We all have phrases we use that essentially give our power away. They are those certain qualifiers we say, probably without even realizing it half the time, that obliterate the meaning and depth of what we are saying.
My dear friend brought this to my attention one day as we were driving. I was telling her a story and said, “I don’t mean this to sound mean but….” Before I could continue saying what I was concerned she would think was mean, she stopped me and said, “You know, we’ve known each other long enough that if I thought you were a mean person I wouldn’t be your friend. So you don’t have to preface your comments with a disclaimer to me.” How refreshing and powerful is that? I realized the power of my words and my responsibility to use them to convey what I really mean. And it required a disclaimer I was either not communicating clearly enough, or I was being a coward and not standing behind what I said by trying to leave a backdoor open of “I didn’t mean it to sound mean.”
Another I’ve discovered I use frequently is “I’m sorry.” When I became aware of it, I realized how many times I was uttering “I’m sorry” every single day. Why? Was I really sorry about that many things? Or was this a catchphrase I was using instead of intentionally communicating what I really meant? We all have them. Other popular ones are “I’m not trying to be funny…” or “You might think this is crazy but…”
So, what’s the big deal, right? Well, in both instances I was giving away the power of what I was communicating. By saying “I’m sorry” I was taking ownership of things that were often out of my control and things I was not apologizing for. But it gave the listener the perception I was. Therefore it released them from ownership in the conversation and made me responsible for things I wasn’t meaning to be responsible for. It’s a dangerous slippery slope to allow someone to thing you were wrong when that isn’t what you meant. It sets precedents and expectations that you will run into later and wonder how they got there.

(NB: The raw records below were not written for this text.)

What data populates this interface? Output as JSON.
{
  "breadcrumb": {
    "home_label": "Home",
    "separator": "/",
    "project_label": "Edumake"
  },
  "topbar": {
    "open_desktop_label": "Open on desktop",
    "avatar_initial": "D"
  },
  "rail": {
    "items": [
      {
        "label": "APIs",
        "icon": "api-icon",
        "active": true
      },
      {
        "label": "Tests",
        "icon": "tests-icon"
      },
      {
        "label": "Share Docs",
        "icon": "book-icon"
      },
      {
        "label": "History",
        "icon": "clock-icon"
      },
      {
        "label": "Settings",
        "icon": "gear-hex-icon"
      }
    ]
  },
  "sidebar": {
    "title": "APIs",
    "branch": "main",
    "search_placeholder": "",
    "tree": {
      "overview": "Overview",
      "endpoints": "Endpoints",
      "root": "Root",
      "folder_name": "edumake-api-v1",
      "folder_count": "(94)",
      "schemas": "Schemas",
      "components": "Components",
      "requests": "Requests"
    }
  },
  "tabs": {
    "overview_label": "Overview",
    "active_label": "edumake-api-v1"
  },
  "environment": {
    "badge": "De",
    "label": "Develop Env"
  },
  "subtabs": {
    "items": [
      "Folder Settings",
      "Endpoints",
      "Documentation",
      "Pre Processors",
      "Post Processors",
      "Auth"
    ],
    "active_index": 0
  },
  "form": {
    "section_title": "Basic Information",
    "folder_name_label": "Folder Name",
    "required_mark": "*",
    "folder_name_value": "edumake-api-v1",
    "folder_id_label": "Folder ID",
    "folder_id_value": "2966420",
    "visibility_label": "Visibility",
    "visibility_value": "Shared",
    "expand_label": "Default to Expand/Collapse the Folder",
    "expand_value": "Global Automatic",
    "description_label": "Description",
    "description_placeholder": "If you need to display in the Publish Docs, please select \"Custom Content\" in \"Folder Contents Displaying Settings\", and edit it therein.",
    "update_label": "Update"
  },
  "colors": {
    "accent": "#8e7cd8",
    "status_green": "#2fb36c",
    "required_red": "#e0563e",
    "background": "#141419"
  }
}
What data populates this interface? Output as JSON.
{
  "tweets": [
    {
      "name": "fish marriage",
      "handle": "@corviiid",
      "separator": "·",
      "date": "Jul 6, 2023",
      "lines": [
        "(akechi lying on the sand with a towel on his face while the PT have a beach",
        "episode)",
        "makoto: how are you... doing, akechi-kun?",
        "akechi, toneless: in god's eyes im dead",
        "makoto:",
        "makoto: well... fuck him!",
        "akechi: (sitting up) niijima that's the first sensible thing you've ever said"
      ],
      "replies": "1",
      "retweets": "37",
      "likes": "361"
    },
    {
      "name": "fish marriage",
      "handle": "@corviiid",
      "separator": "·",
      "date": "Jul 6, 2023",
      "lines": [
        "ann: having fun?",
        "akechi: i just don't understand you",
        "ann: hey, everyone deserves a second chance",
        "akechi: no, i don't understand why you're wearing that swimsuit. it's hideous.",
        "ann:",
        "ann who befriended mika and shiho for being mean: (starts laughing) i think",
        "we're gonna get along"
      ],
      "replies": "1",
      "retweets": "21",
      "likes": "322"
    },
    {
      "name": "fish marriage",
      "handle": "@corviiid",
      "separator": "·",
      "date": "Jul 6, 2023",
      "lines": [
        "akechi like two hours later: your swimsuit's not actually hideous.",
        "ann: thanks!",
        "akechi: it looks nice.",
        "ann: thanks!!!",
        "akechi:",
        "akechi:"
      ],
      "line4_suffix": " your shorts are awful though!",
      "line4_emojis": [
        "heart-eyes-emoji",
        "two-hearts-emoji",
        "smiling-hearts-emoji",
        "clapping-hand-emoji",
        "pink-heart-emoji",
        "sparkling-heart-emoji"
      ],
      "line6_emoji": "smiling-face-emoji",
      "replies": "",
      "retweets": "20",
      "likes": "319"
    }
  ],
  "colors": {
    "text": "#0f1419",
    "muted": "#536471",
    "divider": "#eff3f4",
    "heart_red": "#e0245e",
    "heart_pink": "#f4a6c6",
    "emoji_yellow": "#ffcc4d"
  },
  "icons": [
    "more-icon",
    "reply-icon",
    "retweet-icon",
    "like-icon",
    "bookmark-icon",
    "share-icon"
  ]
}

For a week I refused to allow myself to say “I’m sorry” unless I was truly apologizing for something. Every time my mouth went to utter those words, I paused and asked myself, “What am I really trying to say?” I found that usually when we insert one of our qualifiers we are often stuck in one of these situations:
- We aren’t sure what to say, so we fill space with fillers. The danger in this is, while we are just filling space and may not remember what we said, it may resound with the listener and have an effect we did not intend.
- We might not be confident others will agree with what we are saying. So we leave a backdoor excuse with our catchphrase. So for instance, if you say, “You might think I’m crazy but…” if the listener doesn’t agree that your idea is a good one, you can say, “Yeah, it was just a crazy idea.”
- We aren’t sure how to get a response from the listener, particularly a response of agreement. I found that often my qualifiers were an attempt to get the listener to respond. So if I said, “I don’t mean to sound mean but…” I was often really asking the listener to say, “No, that isn’t mean at all. I agree!” Or if I say “This is a wacky idea but…” I really am hoping the listener will say, “No, it’s a great idea!” And often when I said “I’m sorry” I was hoping the other person would say “Oh that’s OK.”
But how many times might our catchphrase stick when we didn’t mean it to? Instead, what if we said, “I have an interesting idea I’d like your feedback on.” Or, “I have two things I have to get out the door today and can’t help with that task. Is there any other way I can support you or is there something I can help you with tomorrow?”
As powerful as our words are, it’s scary how casually and ineffectively we use them. So challenge yourself. Go for a week without saying your catchphrase and see what it forces you to articulate. If you aren’t sure what your catchphrase is, ask anyone you talk to on a daily basis. They will tell you!